Andrews drawn into port rent hike furore

Victorian premier registers concern at size of likely impost but points to independent valuation

Andrews drawn into port rent hike furore
Daniel Andrews says the numbers are substantial.


Victorian premier Daniel Andrews has taken to the airwaves to accept there are concerns surrounding the potential impact of huge rent increases for stevedores at the port of Melbourne.

The Andrews intervention came as DP World Australia boss Paul Scurrah ramped up pressure with his own radio exchange, in which he will have confirmed container haulage company concerns that they would bear part of the burden.

On talkback host Neil Mitchell’s 3AW program, Scurrah says the hike will equate to and extra $80 per container cost: "That’s not the entire cost of bringing it in, Neil.

"So a lot of that falls on the trucking companies that bring goods in and out of Melbourne and a lot of that gets passed through to the end consumer.

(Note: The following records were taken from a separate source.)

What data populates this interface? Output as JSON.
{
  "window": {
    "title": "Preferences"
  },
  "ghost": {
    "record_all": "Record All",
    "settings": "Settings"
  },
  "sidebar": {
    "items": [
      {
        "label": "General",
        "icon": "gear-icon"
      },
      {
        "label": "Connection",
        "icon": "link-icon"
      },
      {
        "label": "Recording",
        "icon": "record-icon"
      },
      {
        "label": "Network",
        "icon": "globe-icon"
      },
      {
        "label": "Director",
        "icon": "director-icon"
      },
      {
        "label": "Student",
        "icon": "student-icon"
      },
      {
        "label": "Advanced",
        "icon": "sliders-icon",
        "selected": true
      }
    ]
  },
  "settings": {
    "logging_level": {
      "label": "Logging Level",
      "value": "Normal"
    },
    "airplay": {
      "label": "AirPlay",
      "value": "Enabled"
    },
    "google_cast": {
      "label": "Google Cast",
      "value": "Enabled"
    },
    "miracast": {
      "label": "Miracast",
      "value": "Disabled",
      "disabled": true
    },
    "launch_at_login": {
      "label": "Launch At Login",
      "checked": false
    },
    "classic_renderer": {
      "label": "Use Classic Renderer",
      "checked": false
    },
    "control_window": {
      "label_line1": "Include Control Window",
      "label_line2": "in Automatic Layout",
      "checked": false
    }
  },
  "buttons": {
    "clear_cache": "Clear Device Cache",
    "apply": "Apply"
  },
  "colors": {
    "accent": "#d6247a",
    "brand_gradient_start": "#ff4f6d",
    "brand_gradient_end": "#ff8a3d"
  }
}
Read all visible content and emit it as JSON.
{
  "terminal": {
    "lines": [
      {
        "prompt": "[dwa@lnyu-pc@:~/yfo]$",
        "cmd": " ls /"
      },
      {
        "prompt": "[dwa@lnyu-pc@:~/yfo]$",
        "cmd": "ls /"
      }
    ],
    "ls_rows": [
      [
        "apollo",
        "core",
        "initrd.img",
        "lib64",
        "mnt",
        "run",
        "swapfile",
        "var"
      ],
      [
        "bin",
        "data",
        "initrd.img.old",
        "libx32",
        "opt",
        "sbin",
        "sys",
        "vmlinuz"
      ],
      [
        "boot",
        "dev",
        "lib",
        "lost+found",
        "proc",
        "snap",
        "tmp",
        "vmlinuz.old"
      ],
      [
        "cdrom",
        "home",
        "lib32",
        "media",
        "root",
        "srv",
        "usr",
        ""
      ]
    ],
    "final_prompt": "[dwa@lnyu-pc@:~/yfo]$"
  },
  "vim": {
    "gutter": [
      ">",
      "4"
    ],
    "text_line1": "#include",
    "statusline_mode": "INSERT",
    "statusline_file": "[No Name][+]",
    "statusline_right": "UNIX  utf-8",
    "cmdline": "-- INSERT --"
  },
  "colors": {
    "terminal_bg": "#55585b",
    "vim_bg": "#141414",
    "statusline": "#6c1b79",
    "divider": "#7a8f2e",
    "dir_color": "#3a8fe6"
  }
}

"So when you’re talking about very marginal businesses who are struggling to make money at the cost that we have today, when you talk about that sort of cost, it is substantial."

At about the same time, Andrews was on ABC 774 compere John Faine’s program expressing his concern at the size of the increase flagged and denying it was part of a "fattening up" process for sale of the port’s lease.

"Those numbers are very those numbers are very, very significant numbers," he says.

"It's my expectation that the Port of Melbourne negotiates in good faith, this is... as I said an independent periodic rental review.

"I didn't do the valuation, neither did the Port of Melbourne.

"An independent valuer is brought in to do that.

"My expectation is that the Port of Melbourne negotiates in good faith with all of those stevedores, and what's more that they're always minded to the fact that I want us to remain the freight and logistics centre of our nation, and competitive pricing is a very important part of that."

DP World welcomes the Andrews intervention and freight and logistics pledge but says the Victorian Government must do more.

"We don’t see this issue being resolved without the involvement of the Victorian Government and again call on Premier Andrews to ensure this does not become an enduring, negative legacy for the State of Victoria," Scurrah says.

"There will be a lot fewer Melbourne based transport companies delivering and collecting containers to and from Port of Melbourne – and a lot more Sydney and Adelaide based trucking companies delivering containers across Victoria."

The company says Melbourne’s West Swanson Terminal would rise from $4 million per annum in 2014 to $31 million from 1 January 2015, and then to $60 million from 1 July 2016.

It claims companies such as Wakefield Transport, which exports primary produce from Mildura, says it will cease to trade through Melbourne in favour of other ports should the proposed rent hike take effect. 

This echoes a statement from Qube which says five of its trains a day are going to Sydney rather than Melbourne due to high charges.

"Producers from more southerly regions such as South Gippsland and the major importers based in Melbourne may have no option but to pay the higher charges," Scurrah says.

"We call on the new Victorian Labor government, who were elected on a platform of job creation, to intervene and prevent this long term economic risk to the consumers and businesses of Victoria."